Re: [PATCH 4/5] nvme-pci: simplify nvme_setup_irqs() via .setup_affinity callback

From: Ming Lei
Date: Sun Feb 10 2019 - 22:58:28 EST


On Sun, Feb 10, 2019 at 05:39:20PM +0100, Thomas Gleixner wrote:
> On Fri, 25 Jan 2019, Ming Lei wrote:
>
> > Use the callback of .setup_affinity() to re-caculate number
> > of queues, and build irqs affinity with help of irq_build_affinity().
> >
> > Then nvme_setup_irqs() gets simplified a lot.
>
> I'm pretty sure you can achieve the same by reworking the core code without
> that callback.

Could you share the idea a bit? As I mentioned, the re-distribution
needs driver's knowledge.

>
> > + /* Fill out vectors at the beginning that don't need affinity */
> > + for (curvec = 0; curvec < affd->pre_vectors; curvec++)
> > + cpumask_copy(&masks[curvec].mask, cpu_possible_mask);
>
> cpu_possible_mask is wrong. Why are you deliberately trying to make this
> special?

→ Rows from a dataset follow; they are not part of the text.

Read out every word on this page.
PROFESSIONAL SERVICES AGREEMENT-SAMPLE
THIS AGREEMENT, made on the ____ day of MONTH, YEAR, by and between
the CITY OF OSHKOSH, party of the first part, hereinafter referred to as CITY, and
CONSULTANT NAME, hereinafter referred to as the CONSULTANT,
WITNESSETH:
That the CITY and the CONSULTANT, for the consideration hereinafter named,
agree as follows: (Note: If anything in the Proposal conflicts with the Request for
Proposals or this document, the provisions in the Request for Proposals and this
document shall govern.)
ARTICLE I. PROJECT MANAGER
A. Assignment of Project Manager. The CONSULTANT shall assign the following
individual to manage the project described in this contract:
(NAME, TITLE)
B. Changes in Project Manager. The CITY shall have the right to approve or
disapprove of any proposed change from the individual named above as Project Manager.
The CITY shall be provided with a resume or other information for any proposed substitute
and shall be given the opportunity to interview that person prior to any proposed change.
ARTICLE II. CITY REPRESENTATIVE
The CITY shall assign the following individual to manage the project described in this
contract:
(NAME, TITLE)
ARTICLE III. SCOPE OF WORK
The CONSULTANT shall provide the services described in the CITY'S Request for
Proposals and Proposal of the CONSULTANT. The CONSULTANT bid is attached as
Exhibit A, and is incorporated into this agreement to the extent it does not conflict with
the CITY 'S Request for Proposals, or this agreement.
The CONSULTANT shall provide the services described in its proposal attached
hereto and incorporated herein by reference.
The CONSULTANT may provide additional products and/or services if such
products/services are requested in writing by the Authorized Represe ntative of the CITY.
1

There is absolutely no reason to do so.

It is just for avoiding to export 'irq_default_affinity'.

>
> These interrupts are not managed and therefore the initial affinity has to
> be irq_default_affinity. Setting them to cpu_possible_mask can and probably
> will evade a well thought out default affinity mask, which was set to
> isolate a set of cores from general purpose interrupts.
>
> This is exactly the thing which happens with driver special stuff and which
> needs to be avoided. There is nothing special about this NVME setup and
> yes, I can see why the current core code is a bit tedious to work with, but
> that does not justify that extra driver magic by any means.

OK, thanks for your explanation.

Thanks,
Ming